No arguement intended my brother, but estrogenic drugs were not cashing in on us in this process (biberies, kickbacks, overcharging, agendas etc.), all these drugs are still being used either here or abroad. We can have our differences and choices of intoxicating drugs. Anything can be sued for different reasons, some very reasonable and some trivial like McDonalds and hot coffee, etc.
Hey also I did say it is a useful drug, I used it also for 2 yrs.+ and might even use it again for short term (maybe), I am not against using those LHRH drugs, maybe longer term is problematic, I am definitively against any mfg. or method that is marketing and making excessive profits (cashin on us) and has no qualms about doing so, what do we will tell the people whom have no money....no lupron...no zoladex...or whom pays these expensive costs for such patients? Is caring for PCa only about money and profits/marketing or is it about possible results. These drugs have patents when they run out maybe competition will heat up:
The choices for LHRH right now: Lupron, zoladex, trelstar LA, Viadur, Eligard
To block possible "flare when using those drugs"= LHRH antagonists= Abarelix or Cetrotide
(another for flare prevention is casodex prior for around 10-14 days)
Main stream anti-androgen effective drugs (non LHRH)= Eulexin, casodex, nilandron, androcur (less costly and can be used in combo with LHRH drugs, casodex commonly used in combo for ADT3-also proscar or avodart used make '3')
Also useful main stream drugs are: proscar or avodart by lowering DHT 70-90% in blood (DHT is the most potent testosterone conversion our bodies make from normal testosterone=fuels PCa) DHT is 5 times more potent growth stimulator than testosterone is. (cut the fuel to PCa)

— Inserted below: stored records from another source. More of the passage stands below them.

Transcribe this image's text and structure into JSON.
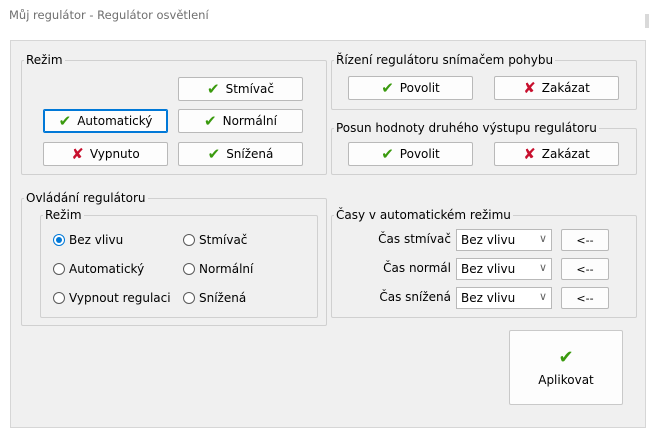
{
  "window": {
    "title": "Můj regulátor - Regulátor osvětlení"
  },
  "rezim": {
    "legend": "Režim",
    "stmivac": "Stmívač",
    "automaticky": "Automatický",
    "normalni": "Normální",
    "vypnuto": "Vypnuto",
    "snizena": "Snížená"
  },
  "rizeni": {
    "legend": "Řízení regulátoru snímačem pohybu",
    "povolit": "Povolit",
    "zakazat": "Zakázat"
  },
  "posun": {
    "legend": "Posun hodnoty druhého výstupu regulátoru",
    "povolit": "Povolit",
    "zakazat": "Zakázat"
  },
  "ovladani": {
    "legend": "Ovládání regulátoru",
    "rezim_legend": "Režim",
    "radios": [
      {
        "label": "Bez vlivu",
        "checked": true
      },
      {
        "label": "Stmívač",
        "checked": false
      },
      {
        "label": "Automatický",
        "checked": false
      },
      {
        "label": "Normální",
        "checked": false
      },
      {
        "label": "Vypnout regulaci",
        "checked": false
      },
      {
        "label": "Snížená",
        "checked": false
      }
    ]
  },
  "casy": {
    "legend": "Časy v automatickém režimu",
    "rows": [
      {
        "label": "Čas stmívač",
        "value": "Bez vlivu",
        "button": "<--"
      },
      {
        "label": "Čas normál",
        "value": "Bez vlivu",
        "button": "<--"
      },
      {
        "label": "Čas snížená",
        "value": "Bez vlivu",
        "button": "<--"
      }
    ]
  },
  "apply": {
    "label": "Aplikovat"
  },
  "icons": {
    "check": "check-icon",
    "cross": "cross-icon",
    "dropdown": "chevron-down-icon"
  },
  "colors": {
    "check": "#3a9a0e",
    "cross": "#c8102e",
    "focus": "#0078d7"
  }
}
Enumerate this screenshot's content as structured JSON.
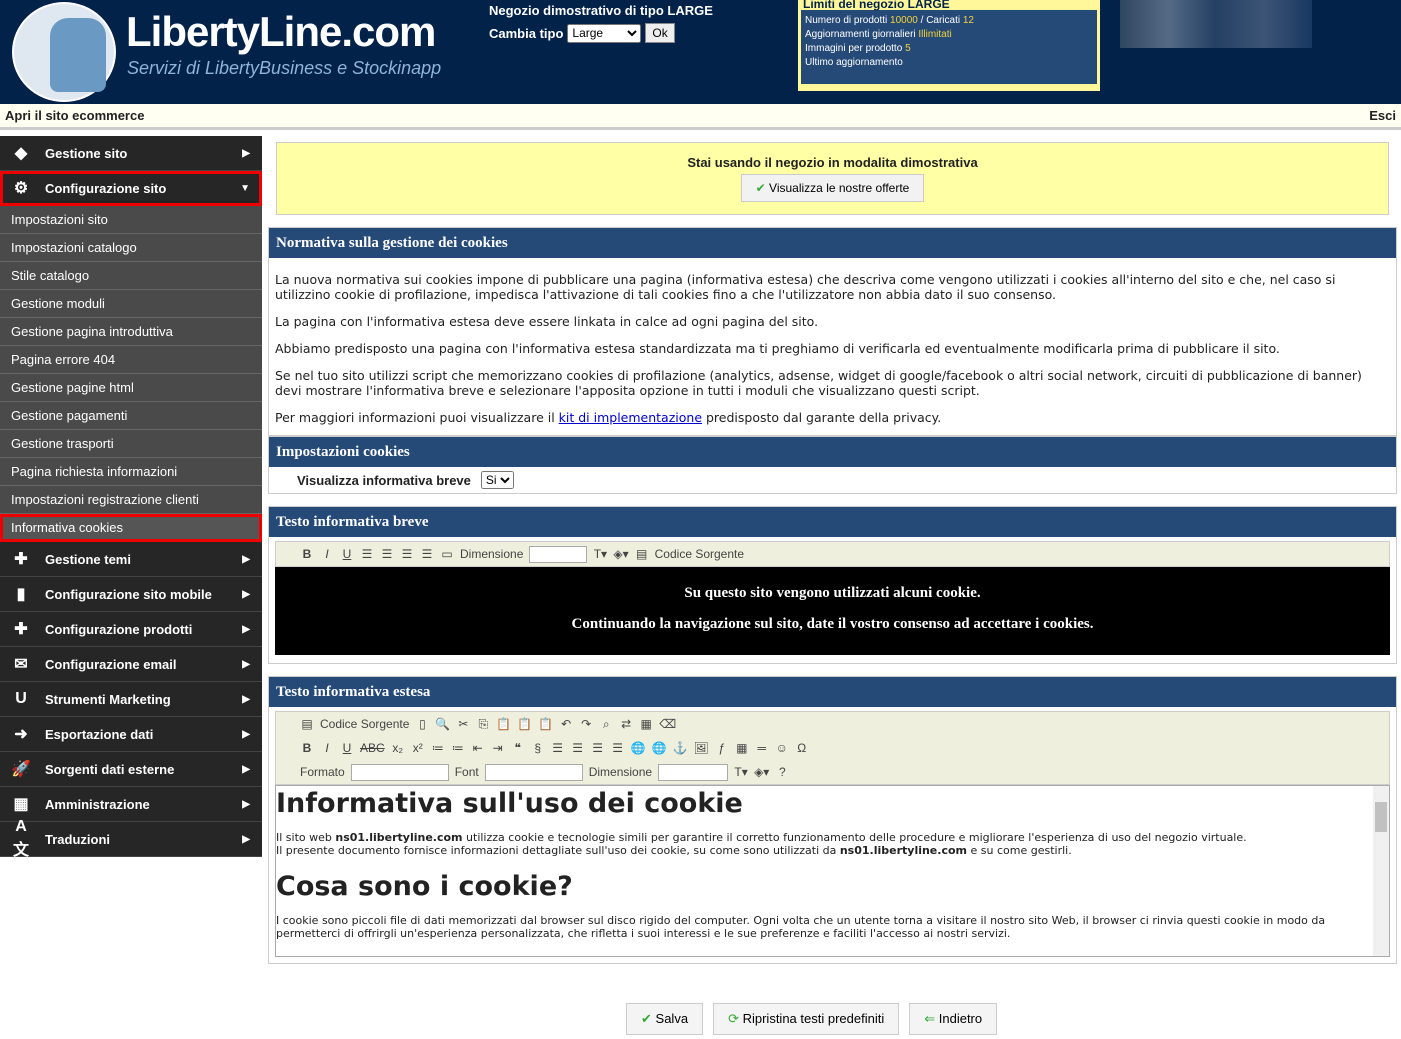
{
  "header": {
    "brand": "LibertyLine.com",
    "slogan": "Servizi di LibertyBusiness e Stockinapp",
    "demo_title": "Negozio dimostrativo di tipo LARGE",
    "cambia_label": "Cambia tipo",
    "tipo_value": "Large",
    "ok_label": "Ok",
    "limits": {
      "title": "Limiti del negozio LARGE",
      "prodotti_label": "Numero di prodotti",
      "prodotti": "10000",
      "caricati_label": "/ Caricati",
      "caricati": "12",
      "agg_label": "Aggiornamenti giornalieri",
      "agg": "Illimitati",
      "img_label": "Immagini per prodotto",
      "img": "5",
      "ultimo_label": "Ultimo aggiornamento"
    }
  },
  "topbar": {
    "open_site": "Apri il sito ecommerce",
    "logout": "Esci"
  },
  "sidebar": {
    "top": [
      {
        "label": "Gestione sito",
        "icon": "diamond-icon"
      },
      {
        "label": "Configurazione sito",
        "icon": "gear-icon"
      }
    ],
    "sub": [
      "Impostazioni sito",
      "Impostazioni catalogo",
      "Stile catalogo",
      "Gestione moduli",
      "Gestione pagina introduttiva",
      "Pagina errore 404",
      "Gestione pagine html",
      "Gestione pagamenti",
      "Gestione trasporti",
      "Pagina richiesta informazioni",
      "Impostazioni registrazione clienti",
      "Informativa cookies"
    ],
    "bottom": [
      {
        "label": "Gestione temi",
        "icon": "puzzle-icon"
      },
      {
        "label": "Configurazione sito mobile",
        "icon": "mobile-icon"
      },
      {
        "label": "Configurazione prodotti",
        "icon": "puzzle-icon"
      },
      {
        "label": "Configurazione email",
        "icon": "envelope-icon"
      },
      {
        "label": "Strumenti Marketing",
        "icon": "magnet-icon"
      },
      {
        "label": "Esportazione dati",
        "icon": "arrow-right-icon"
      },
      {
        "label": "Sorgenti dati esterne",
        "icon": "rocket-icon"
      },
      {
        "label": "Amministrazione",
        "icon": "building-icon"
      },
      {
        "label": "Traduzioni",
        "icon": "translate-icon"
      }
    ]
  },
  "demo": {
    "text": "Stai usando il negozio in modalita dimostrativa",
    "button": "Visualizza le nostre offerte"
  },
  "normativa": {
    "title": "Normativa sulla gestione dei cookies",
    "p1": "La nuova normativa sui cookies impone di pubblicare una pagina (informativa estesa) che descriva come vengono utilizzati i cookies all'interno del sito e che, nel caso si utilizzino cookie di profilazione, impedisca l'attivazione di tali cookies fino a che l'utilizzatore non abbia dato il suo consenso.",
    "p2": "La pagina con l'informativa estesa deve essere linkata in calce ad ogni pagina del sito.",
    "p3": "Abbiamo predisposto una pagina con l'informativa estesa standardizzata ma ti preghiamo di verificarla ed eventualmente modificarla prima di pubblicare il sito.",
    "p4": "Se nel tuo sito utilizzi script che memorizzano cookies di profilazione (analytics, adsense, widget di google/facebook o altri social network, circuiti di pubblicazione di banner) devi mostrare l'informativa breve e selezionare l'apposita opzione in tutti i moduli che visualizzano questi script.",
    "p5_pre": "Per maggiori informazioni puoi visualizzare il ",
    "p5_link": "kit di implementazione",
    "p5_post": " predisposto dal garante della privacy."
  },
  "impostazioni": {
    "title": "Impostazioni cookies",
    "label": "Visualizza informativa breve",
    "value": "Si"
  },
  "breve": {
    "title": "Testo informativa breve",
    "dimensione": "Dimensione",
    "codice": "Codice Sorgente",
    "line1": "Su questo sito vengono utilizzati alcuni cookie.",
    "line2": "Continuando la navigazione sul sito, date il vostro consenso ad accettare i cookies."
  },
  "estesa": {
    "title": "Testo informativa estesa",
    "codice": "Codice Sorgente",
    "formato": "Formato",
    "font": "Font",
    "dimensione": "Dimensione",
    "h1": "Informativa sull'uso dei cookie",
    "p1a": "Il sito web ",
    "site": "ns01.libertyline.com",
    "p1b": " utilizza cookie e tecnologie simili per garantire il corretto funzionamento delle procedure e migliorare l'esperienza di uso del negozio virtuale.",
    "p1c": "Il presente documento fornisce informazioni dettagliate sull'uso dei cookie, su come sono utilizzati da ",
    "p1d": " e su come gestirli.",
    "h2": "Cosa sono i cookie?",
    "p2": "I cookie sono piccoli file di dati memorizzati dal browser sul disco rigido del computer. Ogni volta che un utente torna a visitare il nostro sito Web, il browser ci rinvia questi cookie in modo da permetterci di offrirgli un'esperienza personalizzata, che rifletta i suoi interessi e le sue preferenze e faciliti l'accesso ai nostri servizi."
  },
  "actions": {
    "save": "Salva",
    "reset": "Ripristina testi predefiniti",
    "back": "Indietro"
  }
}
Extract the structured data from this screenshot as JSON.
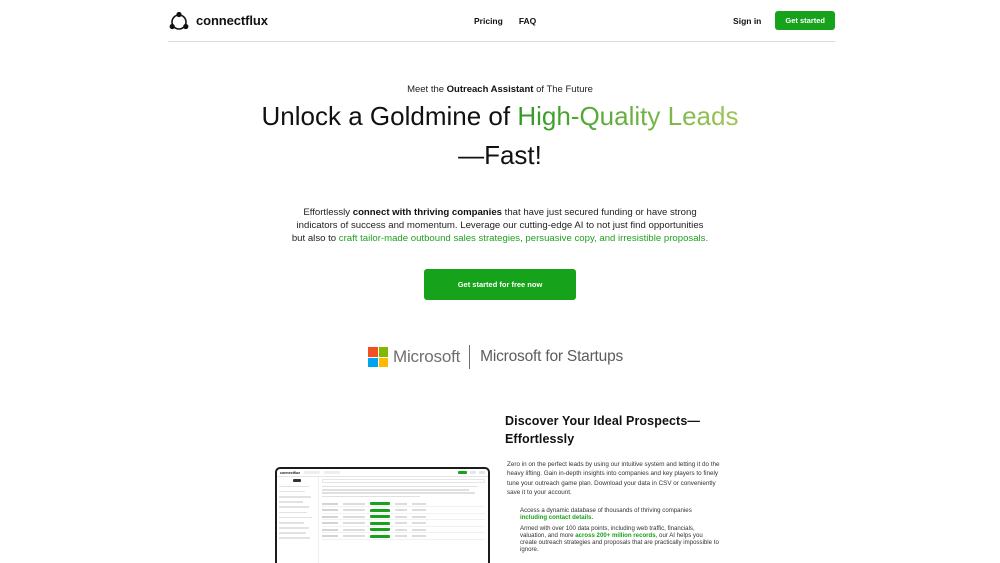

Secondline drugs semi-mainstream: Nizoral; HDK or Ketoconazole (p450 enzyme inhibitors)
Secondline drugs maybe not mainstream in USA: DES, Honvan, Estradurin, Climara patch, estraderm patch, Stilphosterol, Emcyt, PC Spes(no longer sold atleast in USA)
Other useful (main stream) PCa drugs used on receptors: Decadron, Hexadrol, Hydrocortisone, Prednisdone, Cytadren, Dostinex, Bromocriptine
There are other choices of drugs out there too, all should be looked at. In my case I also found the DES outperformed the ADT3 with alot of monitored psas and other oncologists markers for PCa testings, so that is why I will take my chances for survival as I see them and not as the friendly uro-doc whom wanted me on ADT for life. I'm glad there is no monopoly on choices.
Peace be with you- I respect your knowledge and helpfulness (hey even docs disgree on PCa issues) These are drugs in the know arsenal right now, they all have a possible use and function for us, and onco-doc might be able to assist one in this jungle.